Por último, y relacionado con la curva de Laffer (aquí explico por qué no es conveniente para los liberales defenderla), ¿cómo afecta los cambios impositivos a la recaudación? Para ello se calculan (1) los efectos mecánicos, es decir, si una región sube un tipo impositivo, recaudará más porque los individuos deben hacer frente a una mayor cuña fiscal; (2) los efectos de comportamiento o, lo que es lo mismo, los cambios generados por una modificación en la asignación de recursos de los agentes que altera la base imponible; (3) el efecto migratorio, en la que los ciudadanos se desplazan allá donde los impuestos supongan una menor carga. Los resultados señalan un mayor impacto de los efectos mecánicos, es decir, aquellas comunidades autónomas que aumentaron los tipos impositivos también vieron cómo su recaudación aumentaba y, de forma contraria, las regiones que bajaron sus tipos sufrieron una merma recaudatoria.
Es decir, las comunidades autónomas se encuentran en el lado izquierdo de la curva de Laffer, “incrementar los tipos impositivos en relación a los tipos impositivos del Gobierno central incrementa los ingresos fiscales”. Por ejemplo, Madrid vio caer sus ingresos fiscales en 50 millones de euros debido a las bajadas de impuestos aplicadas durante los años de la muestra del estudio, y solo se vieron compensadas en un 8% por los aumentos en la base imponible y en un 18% por la atracción de nuevos contribuyentes.

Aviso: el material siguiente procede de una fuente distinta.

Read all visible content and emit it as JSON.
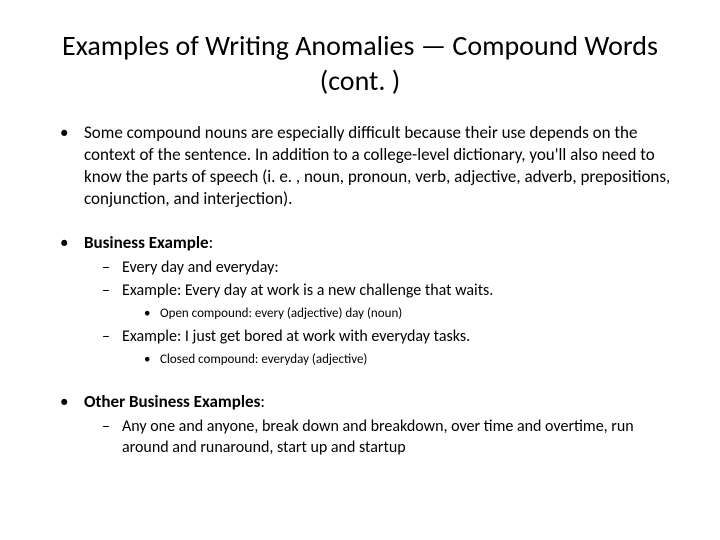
{
  "title": "Examples of Writing Anomalies — Compound Words (cont. )",
  "bullets": {
    "intro": "Some compound nouns are especially difficult because their use depends on the context of the sentence.  In addition to a college-level dictionary, you'll also need to know the parts of speech (i. e. , noun, pronoun, verb, adjective, adverb, prepositions, conjunction, and interjection).",
    "bizHeading": "Business Example",
    "biz": {
      "sub1": "Every day and everyday:",
      "sub2": "Example: Every day at work is a new challenge that waits.",
      "sub2detail": "Open compound: every (adjective) day (noun)",
      "sub3": "Example: I just get bored at work with everyday tasks.",
      "sub3detail": "Closed compound: everyday (adjective)"
    },
    "otherHeading": "Other Business Examples",
    "otherText": "Any one and anyone, break down and breakdown, over time and overtime, run around and runaround, start up and startup"
  },
  "styling": {
    "background_color": "#ffffff",
    "text_color": "#000000",
    "title_fontsize": 28,
    "body_fontsize": 17,
    "sub_fontsize": 16,
    "subsub_fontsize": 13,
    "font_family": "Calibri"
  }
}
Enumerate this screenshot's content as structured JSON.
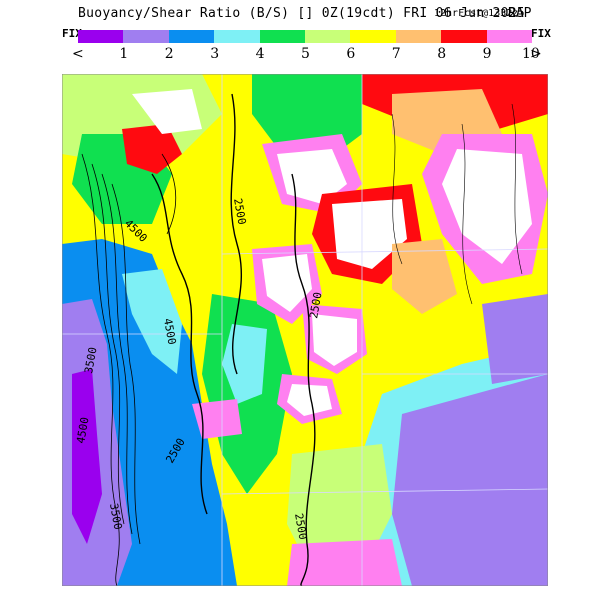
{
  "header": {
    "title": "Buoyancy/Shear Ratio (B/S) [] 0Z(19cdt) FRI 06 Jun 2025",
    "forecast_note": "12hrFcst@1332z",
    "model": "RAP"
  },
  "colorbar": {
    "fix_left": "FIX",
    "fix_right": "FIX",
    "arrow_left": "<",
    "arrow_right": ">",
    "colors": [
      "#9a00ee",
      "#a07ef0",
      "#0a8ef0",
      "#7ef0f5",
      "#10e050",
      "#c8ff78",
      "#ffff00",
      "#ffc070",
      "#ff0a10",
      "#ff80f0"
    ],
    "labels": [
      "1",
      "2",
      "3",
      "4",
      "5",
      "6",
      "7",
      "8",
      "9",
      "10"
    ]
  },
  "map": {
    "contour_labels": [
      "2500",
      "4500",
      "4500",
      "2500",
      "2500",
      "2500",
      "3500",
      "4500",
      "3500"
    ]
  }
}
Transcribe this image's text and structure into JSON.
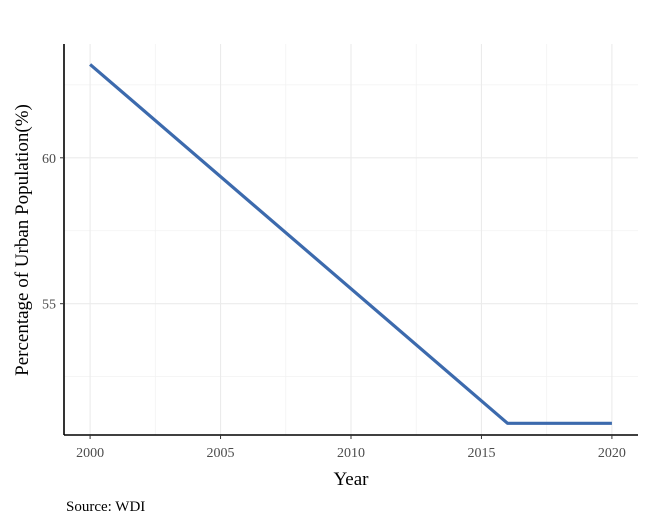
{
  "chart_data": {
    "type": "line",
    "title": "",
    "xlabel": "Year",
    "ylabel": "Percentage of Urban Population(%)",
    "caption": "Source: WDI",
    "xlim": [
      1999,
      2021
    ],
    "ylim": [
      50.5,
      63.9
    ],
    "x_ticks": [
      2000,
      2005,
      2010,
      2015,
      2020
    ],
    "y_ticks": [
      55,
      60
    ],
    "grid": true,
    "legend": "none",
    "series": [
      {
        "color": "#3c6aad",
        "x": [
          2000,
          2016,
          2020
        ],
        "y": [
          63.2,
          50.9,
          50.9
        ]
      }
    ]
  }
}
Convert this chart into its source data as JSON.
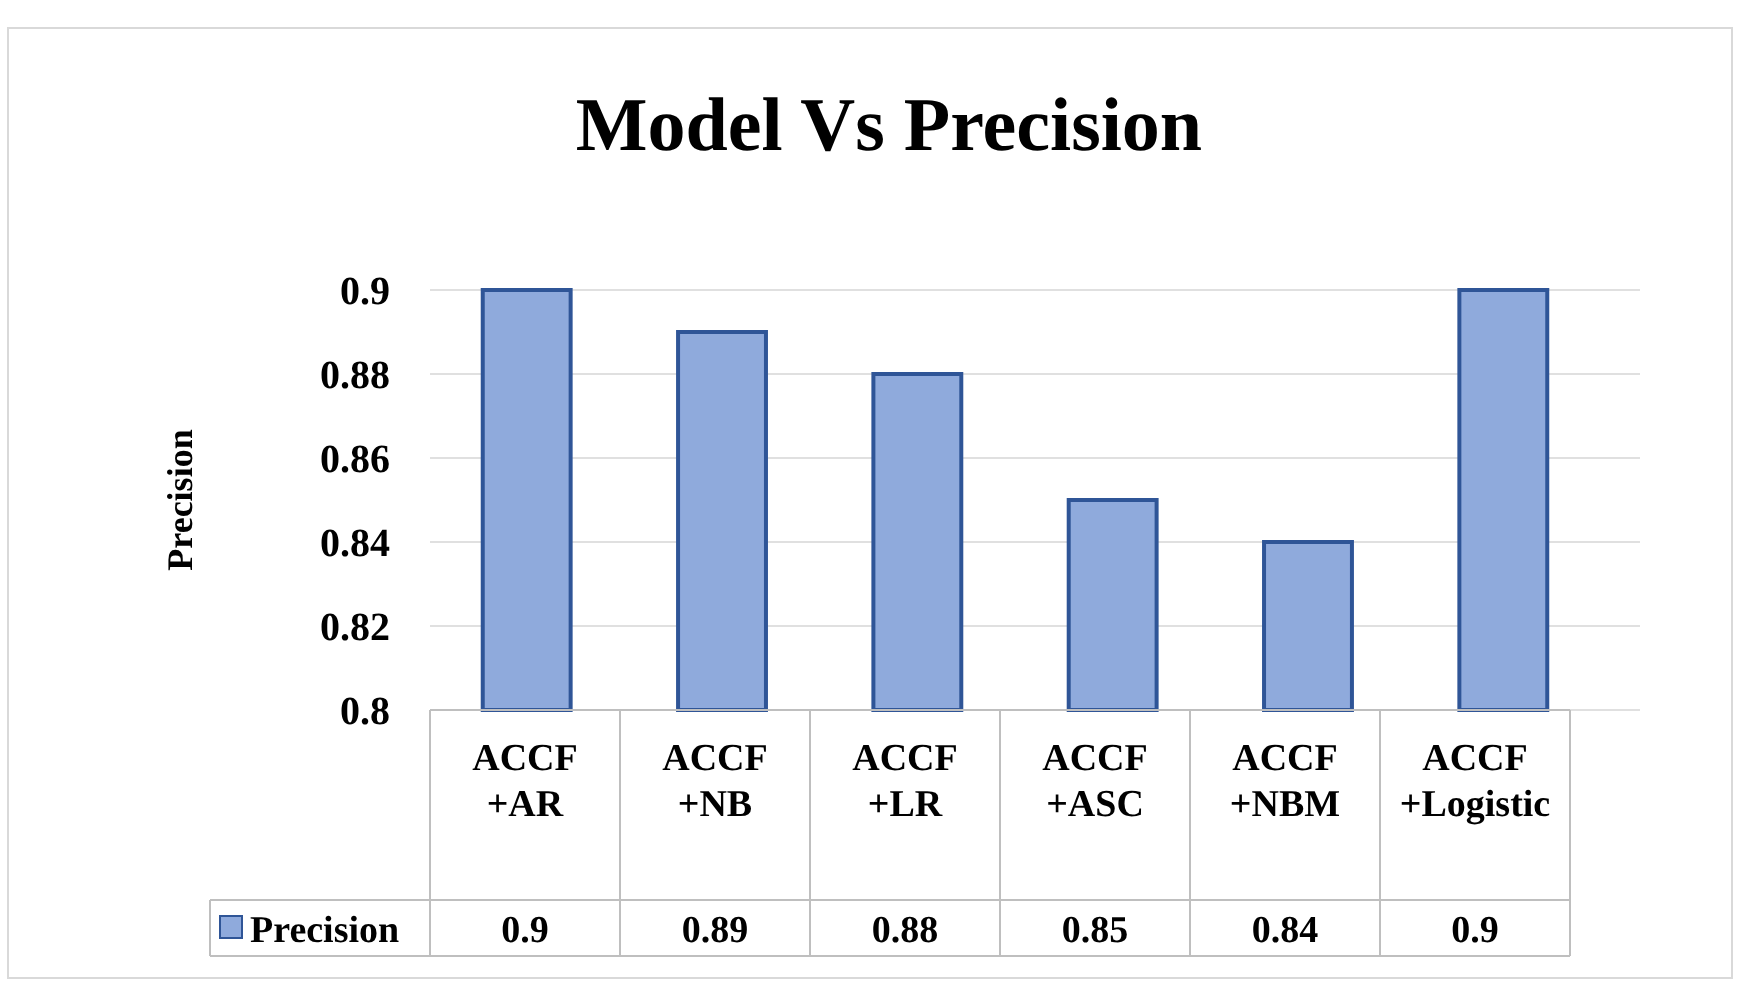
{
  "chart_data": {
    "type": "bar",
    "title": "Model Vs Precision",
    "ylabel": "Precision",
    "categories": [
      "ACCF +AR",
      "ACCF +NB",
      "ACCF +LR",
      "ACCF +ASC",
      "ACCF +NBM",
      "ACCF +Logistic"
    ],
    "series": [
      {
        "name": "Precision",
        "color": "#8faadc",
        "values": [
          0.9,
          0.89,
          0.88,
          0.85,
          0.84,
          0.9
        ]
      }
    ],
    "ylim": [
      0.8,
      0.9
    ],
    "yticks": [
      0.8,
      0.82,
      0.84,
      0.86,
      0.88,
      0.9
    ],
    "grid": "y",
    "legend": "bottom",
    "data_labels": true
  }
}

En definitiva, en España, al menos para el caso de los contribuyentes con más renta, la competencia fiscal es muy beneficiosa: son capaces de trasladar su residencia a aquellas regiones que ofrecen una carga tributaria menor, por lo que a priori parece necesario extender dicha sana competencia al máximo número de contribuyentes posibles, si eso permite emparejar las preferencias de los ciudadanos con la cesta de bienes e impuestos ofrecidos por las comunidades autónomas al mismo tiempo que la carga fiscal disminuye y la calidad de los servicios públicos mejora. Además, hay que hacer una advertencia más: la magia lafferiana no existe, al menos en España, es decir, bajar impuestos produce el efecto deseado, que no es otro que el de reducir el tamaño del Estado.
[i] Desde 1997 lo podrían hacer, pero la escasa proporción de la recaudación que les correspondía (15%) no generó cambios hasta 2007, cuando ya con el 35% de los ingresos Madrid, La Rioja y Valencia redujeron tímidamente los tipos marginales.